Again, it seems like we have very different ideas regarding ordinal vs cardinal preferences. This is another argument against the utilitarian calculations that I have seen David make. There is no way of knowing whether your chosen the variables are accurately measuring preferences and there would almost be no chance of keeping up with the way peoples' preferences change from moment to moment as new information comes to light.

I'm not saying that your ideas can't be functionally productive on a small scale, but in order for them to be applied to a nation of 300 million people implies a serious dilemma on several fronts: greater power to tax people who don't agree and have no recourse (taxation without representation); malinvestment in unproductive sectors, towards accepted ideas and away unaccepted ones (arbitrary application of force); propping up insolvent businesses (removing liquidity from market).

Economics can not tell us where to direct capital in order to produce the next great technological breakthrough. It can't tell us how to cure cancer and end poverty. But I see it used to justify a lot of centralization of power for the dubious causes of the greater good all the time with great effect.

David Friedman said...

Alaska:

I define "market failure" as a situation in which indvidual rationality does not produce group rationality. In the extreme case, each individual is making the choice maximizes his interest, and all individuals would be better off if they all made different choices.
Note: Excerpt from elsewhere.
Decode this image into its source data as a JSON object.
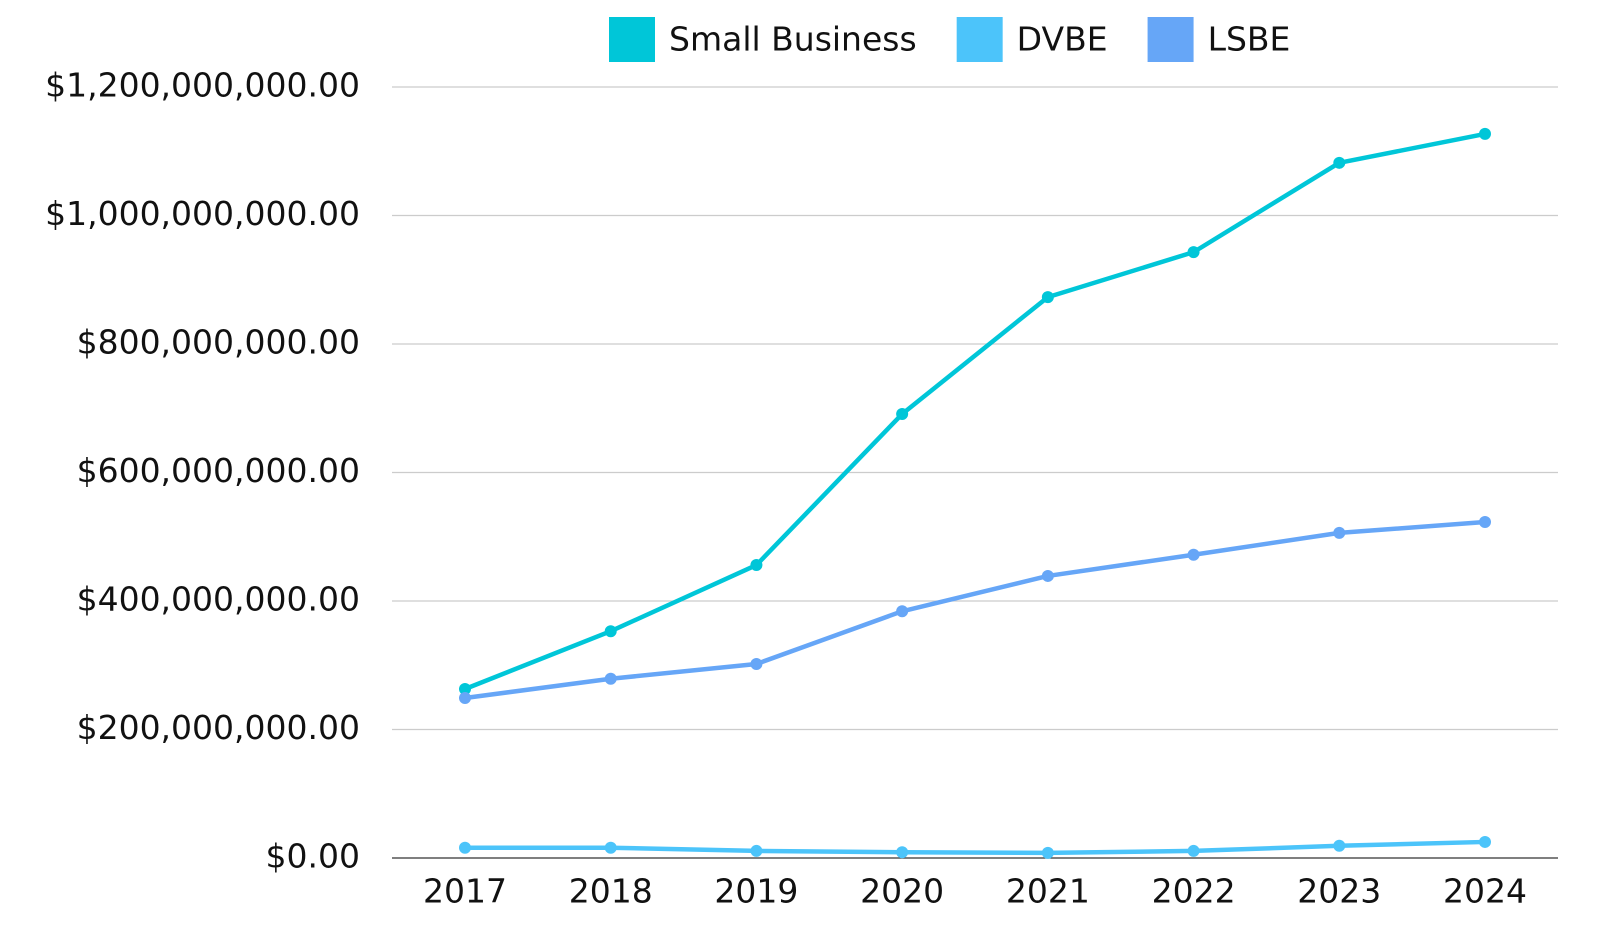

You can find a talk expanding on that at:

http://www.daviddfriedman.com/MyTalks/IEA_London_MktFailure.mp3 as well as links to several others on my web page. If you prefer a text version, one is webbed, as a draft of one of the chapters of the third edition of my first book, at:

http://www.daviddfriedman.com/Machinery_3d_Edition/Market%20Failure.htm

David Friedman said...

Anonymous:

AGW and CAGW are distinct. The latter adds the claim that AGW, if not slowed or stopped, will produce large net negative consequences.

Anonymous said...

Thanks, David. Why do you put the cart of potential policies to address AGW before the horse of the science, and thus use your dislike of (some of) those policies to dismiss the science?

That's poor logic.

David Friedman said...

Anonymous:

I try to form my opinions on the basis of the science and the economics. But I recognize that, like everyone else, I have biases--there are some things I would rather believe than others—and I try to take account of them.

What science do you believe I dismiss?

Anonymous said...

"centrally planned capitalism"

This is nonsense. Capitalism, by definition, is not centrally planned.